Alessandro Ricci: ‘Le segnalazioni mediante i fuochi’ – nota di Luigi Amendola

di Luigi Amendola

le segnalazioni mediante i fuochi alessandro ricciDue libri in uno, apparentemente, questa raccolta di poesie di Alessandro Ricci, divisi da Le segnalazioni mediante i fuochi, poesia emblematica (che dà il titolo al libro) di un segnale trasmesso di torre in torre, di vedetta in vedetta fino all’ultimo / uomo / che non rispose; in realtà il testo ha una ripartizione sotterranea che lo scompone in tre parti. La prima è quella del mito classico, il mondo ideale, cristallizzato e kavafisiano, dove i vari culti, dell’amicizia, del dovere e dei comportamenti non scritti, regolano la vita oltre il ritmo dei voli e dei presagi.

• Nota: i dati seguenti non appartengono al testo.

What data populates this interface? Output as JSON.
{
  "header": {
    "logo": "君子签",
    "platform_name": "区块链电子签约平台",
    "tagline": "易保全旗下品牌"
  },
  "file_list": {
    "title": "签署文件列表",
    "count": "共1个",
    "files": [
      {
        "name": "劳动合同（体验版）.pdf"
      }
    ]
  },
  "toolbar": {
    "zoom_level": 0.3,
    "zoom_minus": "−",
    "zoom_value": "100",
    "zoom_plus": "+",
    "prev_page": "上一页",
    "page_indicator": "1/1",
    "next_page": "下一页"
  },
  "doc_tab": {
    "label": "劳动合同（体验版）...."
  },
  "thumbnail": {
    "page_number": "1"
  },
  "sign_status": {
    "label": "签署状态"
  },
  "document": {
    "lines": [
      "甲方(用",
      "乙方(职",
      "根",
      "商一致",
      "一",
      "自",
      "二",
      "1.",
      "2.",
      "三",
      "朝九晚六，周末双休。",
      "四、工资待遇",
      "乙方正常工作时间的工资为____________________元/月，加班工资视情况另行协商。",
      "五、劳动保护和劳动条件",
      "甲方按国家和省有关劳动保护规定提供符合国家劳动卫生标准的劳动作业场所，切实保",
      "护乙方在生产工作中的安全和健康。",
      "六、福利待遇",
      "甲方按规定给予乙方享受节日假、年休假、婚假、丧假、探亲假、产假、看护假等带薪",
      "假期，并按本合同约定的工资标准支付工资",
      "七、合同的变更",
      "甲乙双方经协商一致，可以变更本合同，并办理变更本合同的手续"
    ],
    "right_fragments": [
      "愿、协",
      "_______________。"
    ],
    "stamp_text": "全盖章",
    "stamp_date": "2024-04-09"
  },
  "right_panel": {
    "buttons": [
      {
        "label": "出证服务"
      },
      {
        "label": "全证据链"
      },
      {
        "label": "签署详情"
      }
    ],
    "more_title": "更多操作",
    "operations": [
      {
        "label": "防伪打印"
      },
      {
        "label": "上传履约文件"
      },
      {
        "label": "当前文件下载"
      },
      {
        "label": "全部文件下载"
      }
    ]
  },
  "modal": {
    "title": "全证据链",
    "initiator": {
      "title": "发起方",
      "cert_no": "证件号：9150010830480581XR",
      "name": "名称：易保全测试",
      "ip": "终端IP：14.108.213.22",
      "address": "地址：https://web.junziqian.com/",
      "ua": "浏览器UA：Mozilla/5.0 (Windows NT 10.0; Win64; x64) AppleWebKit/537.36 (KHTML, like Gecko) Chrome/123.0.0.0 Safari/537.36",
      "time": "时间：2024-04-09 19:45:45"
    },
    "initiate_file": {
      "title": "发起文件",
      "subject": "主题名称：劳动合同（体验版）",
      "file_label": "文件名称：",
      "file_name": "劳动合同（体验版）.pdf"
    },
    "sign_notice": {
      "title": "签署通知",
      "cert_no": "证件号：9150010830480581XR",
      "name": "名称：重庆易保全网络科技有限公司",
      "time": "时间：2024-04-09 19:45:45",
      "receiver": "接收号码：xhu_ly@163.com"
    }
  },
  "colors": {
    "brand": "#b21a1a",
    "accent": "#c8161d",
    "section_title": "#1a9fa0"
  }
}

Una seconda parte in cui scorrono, come fotogrammi rappresi, le persone care, le età finite, i rimpianti (volevo la stazza e la barba / bianca di Hemingway), ed è il mondo attuale; una terza, la «Confessione», che potremmo definire del « mondo interiore». In quest’ultima parte, notevole per intreccio stilistico ed immediatezza d’immagini, c’è soprattutto una poesia di frammenti, essenziali ed efficaci come fendenti di spada: O avrò molte cose da dire, / da dirmi bene, o dopo l’ultimo / verso non ci sarà scampo.

Questa gradualità dei testi è anche, credo, una progressione temporale nella produzione di Alessandro Ricci che ha mutato l’oggetto pur mantenendo una qualità lirica che lo differenzia da molta poesia contemporanea.

Non si può non amare la poesia di Ricci che è, per chi lo conosce, come lui, discreta, perennemente in bilico fra il «non concedersi ed il negarsi», per uno scarto di sensibilità a suo favore, indecisa fra «vivere e guarire dalla morte»: … Forse anche pensavo, / nella luce odorosa in / cui è avvolta l’infanzia, / che una musica, un frullo, un / pulviscolo nella stanza sempre / m’avrebbe guarito dalla morte… E non solo la parola serve a spezzare l’incantesimo, ma anche la struttura del verso; osservate quella sorta di emistichio che tronca versi come nella luce odorosa in, oppure che una musica, un frullo, un, senza nessuna apparente motivazione razionale.

«Raffinatissimo poeta» viene definito Ricci dal prefatore Pazzi con un giudizio sintetico, ma vero, che serve a dare l’idea del paesaggio che si attraversa nel leggere questo libro. Di sé l’autore dice: Questa vecchia macchina / è nata rotta, ma ha quarant’anni di garanzia… E sembra convalidare la tesi di quanti, come noi, hanno paura dell’efficienza, della perfezione (orribile, la definiva Baudelaire) e si lasciano trasportare da vecchie auto, libri logori, oggetti d’affezione quotidiana, come feticisti inguaribili. La bellezza, l’integrità, non sono che convenzioni sociali, categorie etiche a cui l’abitudine, e non l’istinto, ci hanno assuefatto, difficile è avere ognuno di noi un metro individuale di giudizio con le immagini patinate della pubblicità  negli occhi e l’Urlo di Munch nel cuore.

A questo libro si può forse rimproverare la non omogeneità della materia ed il trasparire dei diversi tempi di scrittura, ma leggerlo è un piacere raro a cui non bisogna sottrarsi. Questa vecchia macchina nata rotta, arriva a destinazione nell’hangar del lettore molto più di tante limousine.